還沒進白狼關,只見劉時便抱著兩個包袱找了過來,抬手便扔給了馬車里的軒轅琲和謝瑾。
“那你呢?光顧著給我們兩個添衣,換你自己倒不怕冷了?”
軒轅琲皺著眉頭在自己原先的衣袍上又裹了一件平素秋日里才穿的長袍,她一身晨起換上的王服本就緊束,如今又披了一件長袍,她只覺得自己的呼吸也愈發得困難了。
“鳥兒!阿時哥哥,你看,你看!!!”
突然,這邊只穿了一半長袍,還耷拉著半邊袖子,拖拉著被踩塌的靴子的謝瑾仿佛看見了什么似的,從馬車上跳了下來,跑向了遠處的一塊空地,抬頭望著天,蹦蹦跳跳地,嘴里又是嘟嘟囔囔起了除了他自己沒人能聽得清的瘋話。

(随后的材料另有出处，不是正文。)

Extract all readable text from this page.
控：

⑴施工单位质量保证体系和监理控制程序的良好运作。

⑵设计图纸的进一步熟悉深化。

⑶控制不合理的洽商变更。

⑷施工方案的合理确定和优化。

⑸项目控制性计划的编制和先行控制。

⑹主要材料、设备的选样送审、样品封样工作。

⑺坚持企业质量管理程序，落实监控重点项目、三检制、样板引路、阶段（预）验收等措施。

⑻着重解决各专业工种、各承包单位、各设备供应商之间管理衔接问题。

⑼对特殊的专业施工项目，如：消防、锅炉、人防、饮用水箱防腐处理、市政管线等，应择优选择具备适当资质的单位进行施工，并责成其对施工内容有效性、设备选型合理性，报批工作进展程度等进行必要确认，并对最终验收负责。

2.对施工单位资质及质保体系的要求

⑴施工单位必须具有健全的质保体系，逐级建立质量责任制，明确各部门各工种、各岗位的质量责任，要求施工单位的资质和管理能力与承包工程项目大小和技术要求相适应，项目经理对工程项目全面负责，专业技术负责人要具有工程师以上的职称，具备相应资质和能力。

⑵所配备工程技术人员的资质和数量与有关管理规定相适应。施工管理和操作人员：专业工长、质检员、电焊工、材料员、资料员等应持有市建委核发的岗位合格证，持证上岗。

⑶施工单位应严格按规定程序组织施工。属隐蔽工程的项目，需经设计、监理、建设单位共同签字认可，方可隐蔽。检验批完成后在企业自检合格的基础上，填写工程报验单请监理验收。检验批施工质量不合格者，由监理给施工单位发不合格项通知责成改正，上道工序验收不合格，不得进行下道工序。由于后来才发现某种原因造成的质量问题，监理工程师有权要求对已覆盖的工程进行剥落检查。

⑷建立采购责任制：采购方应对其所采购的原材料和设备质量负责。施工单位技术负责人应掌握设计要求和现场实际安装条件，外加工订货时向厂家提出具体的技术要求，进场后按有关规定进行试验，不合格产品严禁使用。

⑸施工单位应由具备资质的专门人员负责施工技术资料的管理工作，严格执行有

順著謝瑾看去的方向,劉時和軒轅琲看見了從他們頭頂剛飛過去的一只老鷹,等那老鷹只變得和粒芝麻大,消失在天際的時候,軒轅琲和劉時同時看見了走過來的監官大人。
不比當年一路護送軒轅琲等人去了臨川的那位,這位監官大人脾氣可是十分的暴躁。
“不好!阿瑾!”
軒轅琲和劉時看見那監官大人緊了緊手里的馬鞭,朝著還在野地里繞圈子亂跑的謝瑾去了,兩人幾乎同時道了一聲“不好”,這便連忙也奔了過來。
然而,到底還是晚了一步。
“呸!老實點!”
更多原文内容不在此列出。